2. Ausgangslage hinsichtlich der Einsetzung von Mandatsträgern und -trägerinnen

Es gibt zahlreiche vormundschaftliche Mandate, welche sich aufgrund schwieriger oder komplexer Verhältnisse im persönlichen oder finanziellen Bereich der betroffenen Personen nicht dazu eignen, von Privaten übernommen zu werden. So werden bspw. fast alle Fälle betreffend den Kindesschutz professionellen Mandatsträgern und -trägerinnen, das heisst den Amtsvormündern, Sozialarbeitern der Gemeinden oder der Birmann-Stiftung übertragen. Das Gleiche gilt für Fälle, bei denen die betroffenen Personen aufgrund psychischer Störungen, Suchtprobleme usw. einer professionellen Betreuung bedürfen, oder Fälle, bei denen komplexe Vermögensverhältnisse oder grosse Vermögen vorliegen, die eine professionelle Verwaltung erfordern. Mit der Übernahme letzterer Fälle werden Treuhänder und Anwältinnen und Anwälte beauftragt. Der Einsatzbereich der privaten Mandatsträger und -trägerinnen beschränkt sich somit von vornherein auf die einfacheren vormundschaftlichen Mandate.

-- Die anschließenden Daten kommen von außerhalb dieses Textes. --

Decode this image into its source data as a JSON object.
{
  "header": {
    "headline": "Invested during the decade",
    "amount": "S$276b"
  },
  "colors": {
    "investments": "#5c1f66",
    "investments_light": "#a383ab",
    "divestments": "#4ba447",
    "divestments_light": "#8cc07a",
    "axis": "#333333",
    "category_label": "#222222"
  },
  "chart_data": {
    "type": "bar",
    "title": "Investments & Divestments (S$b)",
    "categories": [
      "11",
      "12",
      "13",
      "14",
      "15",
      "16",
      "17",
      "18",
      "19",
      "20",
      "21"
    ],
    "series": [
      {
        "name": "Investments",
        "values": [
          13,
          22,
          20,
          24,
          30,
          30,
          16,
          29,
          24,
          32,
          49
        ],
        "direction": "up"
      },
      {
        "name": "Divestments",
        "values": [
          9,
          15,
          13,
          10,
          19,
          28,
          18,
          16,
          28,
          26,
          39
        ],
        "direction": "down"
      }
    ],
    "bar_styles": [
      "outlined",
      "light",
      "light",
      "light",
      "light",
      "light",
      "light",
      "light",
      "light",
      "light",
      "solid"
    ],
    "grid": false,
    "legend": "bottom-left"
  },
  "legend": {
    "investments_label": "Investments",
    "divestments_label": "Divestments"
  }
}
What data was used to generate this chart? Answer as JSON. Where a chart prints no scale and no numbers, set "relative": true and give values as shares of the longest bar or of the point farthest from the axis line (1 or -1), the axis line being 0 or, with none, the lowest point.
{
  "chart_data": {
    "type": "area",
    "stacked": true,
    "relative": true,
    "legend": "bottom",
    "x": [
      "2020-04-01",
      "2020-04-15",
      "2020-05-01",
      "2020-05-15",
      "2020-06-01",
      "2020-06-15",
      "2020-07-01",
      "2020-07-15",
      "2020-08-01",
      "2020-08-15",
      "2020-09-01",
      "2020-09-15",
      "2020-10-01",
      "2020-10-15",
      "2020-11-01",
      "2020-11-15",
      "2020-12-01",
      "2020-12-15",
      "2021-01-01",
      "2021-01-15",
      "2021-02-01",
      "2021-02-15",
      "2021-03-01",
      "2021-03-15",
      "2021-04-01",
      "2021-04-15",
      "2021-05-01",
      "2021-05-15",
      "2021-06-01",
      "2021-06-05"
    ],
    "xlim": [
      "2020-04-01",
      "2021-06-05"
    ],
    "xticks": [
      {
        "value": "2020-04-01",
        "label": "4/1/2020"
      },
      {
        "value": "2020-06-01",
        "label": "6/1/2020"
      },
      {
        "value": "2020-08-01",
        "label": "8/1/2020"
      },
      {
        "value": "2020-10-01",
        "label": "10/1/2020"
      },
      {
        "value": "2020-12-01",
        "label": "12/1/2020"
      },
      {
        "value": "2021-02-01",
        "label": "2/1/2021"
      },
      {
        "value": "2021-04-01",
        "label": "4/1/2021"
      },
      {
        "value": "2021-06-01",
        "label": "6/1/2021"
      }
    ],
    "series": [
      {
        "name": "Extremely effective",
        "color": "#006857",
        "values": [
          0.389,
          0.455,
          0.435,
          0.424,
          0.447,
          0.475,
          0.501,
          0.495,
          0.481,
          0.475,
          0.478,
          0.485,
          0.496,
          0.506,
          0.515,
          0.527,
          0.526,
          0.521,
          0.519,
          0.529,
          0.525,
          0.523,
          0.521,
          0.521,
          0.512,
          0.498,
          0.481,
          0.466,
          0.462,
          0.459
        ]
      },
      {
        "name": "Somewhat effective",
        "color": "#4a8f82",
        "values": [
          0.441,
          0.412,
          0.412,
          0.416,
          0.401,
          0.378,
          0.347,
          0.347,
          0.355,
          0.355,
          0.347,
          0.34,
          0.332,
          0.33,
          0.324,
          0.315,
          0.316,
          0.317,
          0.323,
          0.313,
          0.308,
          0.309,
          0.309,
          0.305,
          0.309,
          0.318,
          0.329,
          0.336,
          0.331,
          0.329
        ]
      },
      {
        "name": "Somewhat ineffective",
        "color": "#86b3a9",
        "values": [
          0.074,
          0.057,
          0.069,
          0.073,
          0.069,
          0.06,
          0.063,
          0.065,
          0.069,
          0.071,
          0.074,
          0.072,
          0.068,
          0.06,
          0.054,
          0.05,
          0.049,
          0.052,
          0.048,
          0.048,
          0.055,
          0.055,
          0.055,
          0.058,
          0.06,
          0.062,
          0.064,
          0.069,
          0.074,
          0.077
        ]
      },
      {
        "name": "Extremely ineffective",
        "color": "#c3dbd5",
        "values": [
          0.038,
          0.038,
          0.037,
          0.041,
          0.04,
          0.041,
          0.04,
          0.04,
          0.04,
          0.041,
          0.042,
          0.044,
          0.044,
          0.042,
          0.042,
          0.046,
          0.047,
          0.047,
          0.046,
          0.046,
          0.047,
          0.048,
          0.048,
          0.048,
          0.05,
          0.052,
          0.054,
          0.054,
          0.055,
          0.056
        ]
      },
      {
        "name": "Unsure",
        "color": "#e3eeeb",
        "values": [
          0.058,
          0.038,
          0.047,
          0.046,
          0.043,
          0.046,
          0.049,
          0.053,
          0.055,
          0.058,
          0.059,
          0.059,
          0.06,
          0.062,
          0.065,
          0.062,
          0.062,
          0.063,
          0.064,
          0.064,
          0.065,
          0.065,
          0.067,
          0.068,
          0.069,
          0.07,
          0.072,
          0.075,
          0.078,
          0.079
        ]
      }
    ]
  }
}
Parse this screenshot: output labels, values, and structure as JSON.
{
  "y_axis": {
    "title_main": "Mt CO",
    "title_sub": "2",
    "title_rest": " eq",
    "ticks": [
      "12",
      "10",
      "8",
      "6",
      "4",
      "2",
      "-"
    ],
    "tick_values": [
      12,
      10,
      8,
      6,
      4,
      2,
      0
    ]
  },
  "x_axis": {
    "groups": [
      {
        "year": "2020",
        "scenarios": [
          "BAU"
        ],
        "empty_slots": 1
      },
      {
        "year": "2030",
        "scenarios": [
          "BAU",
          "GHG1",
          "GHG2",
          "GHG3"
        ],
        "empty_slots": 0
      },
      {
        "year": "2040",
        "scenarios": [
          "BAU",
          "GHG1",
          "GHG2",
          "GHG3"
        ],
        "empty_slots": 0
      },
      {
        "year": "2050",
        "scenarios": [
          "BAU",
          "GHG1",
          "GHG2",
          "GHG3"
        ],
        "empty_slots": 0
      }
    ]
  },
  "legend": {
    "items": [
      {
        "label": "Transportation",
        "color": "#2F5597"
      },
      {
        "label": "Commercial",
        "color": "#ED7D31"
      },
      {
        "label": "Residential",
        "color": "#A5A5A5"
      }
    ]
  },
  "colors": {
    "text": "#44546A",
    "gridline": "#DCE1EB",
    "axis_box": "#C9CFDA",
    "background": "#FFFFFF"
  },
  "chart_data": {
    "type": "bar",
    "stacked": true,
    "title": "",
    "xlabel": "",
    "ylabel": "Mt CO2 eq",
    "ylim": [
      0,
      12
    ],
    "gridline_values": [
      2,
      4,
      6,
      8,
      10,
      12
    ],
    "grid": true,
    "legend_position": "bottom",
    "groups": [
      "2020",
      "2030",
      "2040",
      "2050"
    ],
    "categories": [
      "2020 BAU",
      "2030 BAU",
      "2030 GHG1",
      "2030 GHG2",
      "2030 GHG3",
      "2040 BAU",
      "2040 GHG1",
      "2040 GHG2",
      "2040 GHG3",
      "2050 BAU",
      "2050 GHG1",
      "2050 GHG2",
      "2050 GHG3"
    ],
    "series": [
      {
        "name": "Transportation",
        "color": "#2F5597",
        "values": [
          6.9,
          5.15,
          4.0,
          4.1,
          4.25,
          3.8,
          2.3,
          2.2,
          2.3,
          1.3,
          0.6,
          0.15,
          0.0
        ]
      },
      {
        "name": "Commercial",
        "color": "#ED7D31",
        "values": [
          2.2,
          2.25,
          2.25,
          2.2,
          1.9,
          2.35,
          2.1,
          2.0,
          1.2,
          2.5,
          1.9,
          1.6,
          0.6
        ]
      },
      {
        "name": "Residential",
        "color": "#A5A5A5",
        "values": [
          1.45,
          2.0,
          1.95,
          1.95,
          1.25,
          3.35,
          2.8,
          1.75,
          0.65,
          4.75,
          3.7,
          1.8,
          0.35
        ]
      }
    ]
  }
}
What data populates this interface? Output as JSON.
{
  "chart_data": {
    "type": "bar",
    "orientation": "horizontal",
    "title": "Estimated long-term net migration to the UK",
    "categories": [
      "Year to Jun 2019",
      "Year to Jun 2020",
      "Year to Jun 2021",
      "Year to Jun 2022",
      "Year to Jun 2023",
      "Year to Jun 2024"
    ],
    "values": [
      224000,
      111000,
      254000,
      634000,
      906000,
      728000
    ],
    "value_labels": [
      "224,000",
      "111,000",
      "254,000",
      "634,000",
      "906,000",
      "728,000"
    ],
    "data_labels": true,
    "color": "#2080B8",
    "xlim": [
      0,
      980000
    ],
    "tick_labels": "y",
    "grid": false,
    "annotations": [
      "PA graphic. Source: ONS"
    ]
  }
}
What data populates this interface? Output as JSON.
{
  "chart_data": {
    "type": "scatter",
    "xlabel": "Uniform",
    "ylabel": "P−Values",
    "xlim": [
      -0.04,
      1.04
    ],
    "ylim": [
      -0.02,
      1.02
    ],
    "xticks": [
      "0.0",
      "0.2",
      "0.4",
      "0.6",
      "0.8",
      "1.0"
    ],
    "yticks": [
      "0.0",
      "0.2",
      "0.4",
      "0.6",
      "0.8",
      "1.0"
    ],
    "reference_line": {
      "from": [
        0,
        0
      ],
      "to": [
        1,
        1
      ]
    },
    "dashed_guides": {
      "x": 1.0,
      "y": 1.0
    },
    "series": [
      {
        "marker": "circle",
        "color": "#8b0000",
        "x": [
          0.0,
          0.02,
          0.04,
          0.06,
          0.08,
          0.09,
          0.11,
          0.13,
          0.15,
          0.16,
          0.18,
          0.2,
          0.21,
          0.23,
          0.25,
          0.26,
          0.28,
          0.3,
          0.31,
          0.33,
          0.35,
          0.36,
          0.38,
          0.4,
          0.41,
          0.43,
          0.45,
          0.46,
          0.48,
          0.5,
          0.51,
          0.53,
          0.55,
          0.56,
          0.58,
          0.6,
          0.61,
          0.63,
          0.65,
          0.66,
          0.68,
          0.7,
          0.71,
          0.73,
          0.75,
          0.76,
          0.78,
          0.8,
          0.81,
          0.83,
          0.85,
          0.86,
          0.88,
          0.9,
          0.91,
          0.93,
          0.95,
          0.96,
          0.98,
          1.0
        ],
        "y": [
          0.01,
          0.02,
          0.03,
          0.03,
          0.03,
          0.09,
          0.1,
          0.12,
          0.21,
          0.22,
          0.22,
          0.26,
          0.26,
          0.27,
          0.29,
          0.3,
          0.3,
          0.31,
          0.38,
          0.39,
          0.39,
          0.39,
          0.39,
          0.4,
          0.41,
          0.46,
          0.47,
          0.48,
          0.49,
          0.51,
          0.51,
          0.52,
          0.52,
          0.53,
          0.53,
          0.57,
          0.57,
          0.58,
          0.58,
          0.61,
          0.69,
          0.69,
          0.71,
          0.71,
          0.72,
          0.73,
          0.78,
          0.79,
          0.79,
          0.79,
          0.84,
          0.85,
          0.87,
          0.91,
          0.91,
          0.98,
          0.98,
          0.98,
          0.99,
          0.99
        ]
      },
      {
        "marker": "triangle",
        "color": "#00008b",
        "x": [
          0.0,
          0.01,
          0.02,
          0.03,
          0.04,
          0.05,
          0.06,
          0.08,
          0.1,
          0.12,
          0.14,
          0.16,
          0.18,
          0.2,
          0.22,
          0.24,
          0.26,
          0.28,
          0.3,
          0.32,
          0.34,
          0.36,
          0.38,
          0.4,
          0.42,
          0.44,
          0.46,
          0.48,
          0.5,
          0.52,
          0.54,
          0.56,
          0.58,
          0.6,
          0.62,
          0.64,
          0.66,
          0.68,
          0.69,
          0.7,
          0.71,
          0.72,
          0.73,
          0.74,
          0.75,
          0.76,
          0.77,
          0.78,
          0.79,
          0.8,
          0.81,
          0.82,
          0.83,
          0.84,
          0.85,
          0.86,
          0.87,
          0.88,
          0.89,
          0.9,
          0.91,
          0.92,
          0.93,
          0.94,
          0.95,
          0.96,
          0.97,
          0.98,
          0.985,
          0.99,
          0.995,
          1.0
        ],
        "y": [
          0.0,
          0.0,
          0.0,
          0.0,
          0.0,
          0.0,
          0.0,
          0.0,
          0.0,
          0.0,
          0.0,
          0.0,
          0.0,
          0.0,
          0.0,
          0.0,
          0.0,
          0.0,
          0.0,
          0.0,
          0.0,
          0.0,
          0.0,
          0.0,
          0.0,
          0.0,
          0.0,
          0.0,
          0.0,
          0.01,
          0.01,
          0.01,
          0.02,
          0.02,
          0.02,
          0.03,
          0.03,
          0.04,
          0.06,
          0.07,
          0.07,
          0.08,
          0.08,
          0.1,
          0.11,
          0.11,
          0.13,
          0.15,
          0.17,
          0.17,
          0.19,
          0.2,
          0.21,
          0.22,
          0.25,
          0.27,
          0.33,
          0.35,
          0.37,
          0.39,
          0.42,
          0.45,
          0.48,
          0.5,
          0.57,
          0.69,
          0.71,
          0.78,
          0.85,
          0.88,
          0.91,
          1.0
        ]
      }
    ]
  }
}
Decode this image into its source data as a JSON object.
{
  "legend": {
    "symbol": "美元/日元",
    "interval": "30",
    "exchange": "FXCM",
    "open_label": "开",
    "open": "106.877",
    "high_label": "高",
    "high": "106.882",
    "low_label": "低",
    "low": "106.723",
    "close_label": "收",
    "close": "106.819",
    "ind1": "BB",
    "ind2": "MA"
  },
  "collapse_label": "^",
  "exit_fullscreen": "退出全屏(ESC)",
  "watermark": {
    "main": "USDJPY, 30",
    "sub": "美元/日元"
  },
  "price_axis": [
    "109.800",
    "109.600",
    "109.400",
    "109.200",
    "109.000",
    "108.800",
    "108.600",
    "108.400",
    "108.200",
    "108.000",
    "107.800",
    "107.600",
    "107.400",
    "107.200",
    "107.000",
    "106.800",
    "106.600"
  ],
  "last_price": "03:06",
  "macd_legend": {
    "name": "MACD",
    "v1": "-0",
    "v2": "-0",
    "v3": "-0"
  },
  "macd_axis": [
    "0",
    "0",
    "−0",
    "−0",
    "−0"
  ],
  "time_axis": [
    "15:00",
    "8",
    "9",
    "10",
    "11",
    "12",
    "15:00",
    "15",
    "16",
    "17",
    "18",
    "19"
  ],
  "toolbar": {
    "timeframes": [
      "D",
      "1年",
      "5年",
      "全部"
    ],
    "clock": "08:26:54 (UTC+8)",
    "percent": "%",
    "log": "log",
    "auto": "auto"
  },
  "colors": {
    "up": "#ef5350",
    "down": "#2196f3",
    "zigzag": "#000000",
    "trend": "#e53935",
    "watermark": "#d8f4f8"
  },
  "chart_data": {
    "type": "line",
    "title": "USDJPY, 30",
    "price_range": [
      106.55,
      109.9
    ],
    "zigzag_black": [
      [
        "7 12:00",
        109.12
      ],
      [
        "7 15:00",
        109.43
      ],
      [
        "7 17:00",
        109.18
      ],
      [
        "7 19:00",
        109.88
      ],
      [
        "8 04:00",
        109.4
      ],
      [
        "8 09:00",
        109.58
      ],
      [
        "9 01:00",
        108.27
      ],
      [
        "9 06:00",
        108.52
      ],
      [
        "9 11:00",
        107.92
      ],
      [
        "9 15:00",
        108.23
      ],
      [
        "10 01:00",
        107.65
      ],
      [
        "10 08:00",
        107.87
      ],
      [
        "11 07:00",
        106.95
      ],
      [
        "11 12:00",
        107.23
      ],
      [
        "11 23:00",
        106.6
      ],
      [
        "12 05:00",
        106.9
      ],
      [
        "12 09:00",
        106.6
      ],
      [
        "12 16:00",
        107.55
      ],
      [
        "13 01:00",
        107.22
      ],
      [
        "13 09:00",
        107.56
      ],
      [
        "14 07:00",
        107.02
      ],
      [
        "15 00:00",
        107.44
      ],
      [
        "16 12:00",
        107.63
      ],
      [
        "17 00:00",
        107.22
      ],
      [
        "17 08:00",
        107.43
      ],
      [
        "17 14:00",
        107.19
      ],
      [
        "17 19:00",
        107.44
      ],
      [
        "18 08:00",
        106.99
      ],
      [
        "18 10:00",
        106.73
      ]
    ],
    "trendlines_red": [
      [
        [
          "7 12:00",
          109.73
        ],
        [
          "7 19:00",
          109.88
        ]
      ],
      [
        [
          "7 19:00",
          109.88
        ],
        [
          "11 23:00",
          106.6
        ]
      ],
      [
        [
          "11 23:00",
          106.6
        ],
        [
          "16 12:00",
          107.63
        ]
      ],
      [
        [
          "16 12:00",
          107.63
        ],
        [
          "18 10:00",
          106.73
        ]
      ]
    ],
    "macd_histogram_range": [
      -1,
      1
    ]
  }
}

3. Zuständigkeit für die Instruktion und Schulung von privaten Mandatsträgern und -trägerinnen

Zuständig für die Ernennung der vormundschaftlichen Mandatsträger und -trägerinnen sowie für die Aufsicht über dieselben ist aufgrund Bundesrecht die Vormundschaftsbehörde (vgl. Artikel 307, 308, 309, 325, 379, 396, 420, 421, 423, 445 ff. ZGB). Für die Instruktion und Schulung der privaten Mandatsträger und -trägerinnen sind folgerichtig die kommunalen Vormundschaftsbehörden zuständig.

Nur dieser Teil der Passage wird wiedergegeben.